まみ めも

つむじまがりといわれます

もののけ姫

もののけ姫 [DVD]

中世の枠組みが崩れ始めた室町時代の日本。いまだ人を寄せ付けぬ太古の深い森の中には、人語を解する巨大な山犬や猪などの神獣たちが潜み、聖域を侵す人間たちを襲って、荒ぶる神々として恐れられていた。エミシの末裔のアシタカは、人間への怒りと憎しみによってタタリ神と化した猪神に呪いをかけられ、それを解くために訪れた西の国で、数奇な運命に巻き込まれていく。森を切り開いて、人のための豊かな土地を作り上げようとする、タタラ製鉄集団のエボシ御前は、鉄を打ちながら人間中心の社会を築き上げようとしていた。一方、犬神に育てられた少女サンは、“もののけ姫”と恐れられ、森を守るため神々とともにタタラ集団と戦っていた。双方とも「己が正義」と信じるこの争いに、さらに不老長寿の力があるというシシ神の首を狙う侍たちが絡み、三つ巴の戦いとなる。アシタカとサンは、惨劇の中で出会い、心を通い合わせる。しかし、森を巡る戦いは凄惨を極め、大混乱の中、シシ神の首が奪われてしまう…。

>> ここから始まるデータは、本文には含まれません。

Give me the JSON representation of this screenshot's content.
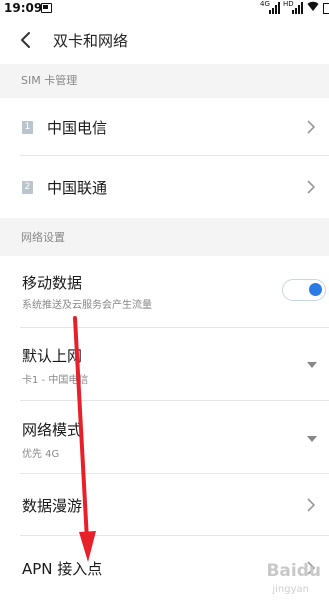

はじめてみた。あとから筈氏に、マミチャンもののけ姫のものがたり世界に入っていかなかったねといわれたのだが、そのことばの通り、なんだか、没入できないで、映画をみているわたしをずっと頭のすみっこで意識しちゃっていたのだった。たとえば、「そなたはうつくしい」と言われたサンが、それで態度を軟化した(ように感じた)ところ、所詮オンナなのだなあ、なんて、そういうふうに展開に無理をかんじてしまった。おそらく映画に入りこめなかったのは、展開の無理というよりは、映画がもつメッセージがつよすぎて、そのメッセージをびしばし意識させられて、なんだか茶化したくなってしまったんだろうと思う。おそらく、わたしはメッセージ性のつよいものが得意ではない。「所謂」教訓的なものには気持ちがまじっていかない。これは、今のわたしがそういうふうにねじくれてしまったからなのであって、こうなる前、思春期ぐらいにこの映画を見ていれば、素直に映画の世界に入り込めたのかもしれない(とはいえ、思春期は思春期でずいぶんややこしかったような気もする)。
あるとき、わたしの文章を読んだ人に、なにをいわんとしているのかがよめない、予期できない文章を書く、というようなことを言われたことがあるのを思い出した。それは、わたし自身がなんのメッセージも持たないようにしたいからなのだと思う。わたしがあこがれる文章というのは、漂泊、ゆらゆらふわふわと漂い、それで、読んだそばから忘れられてしまうようなもの、そういうのがいい。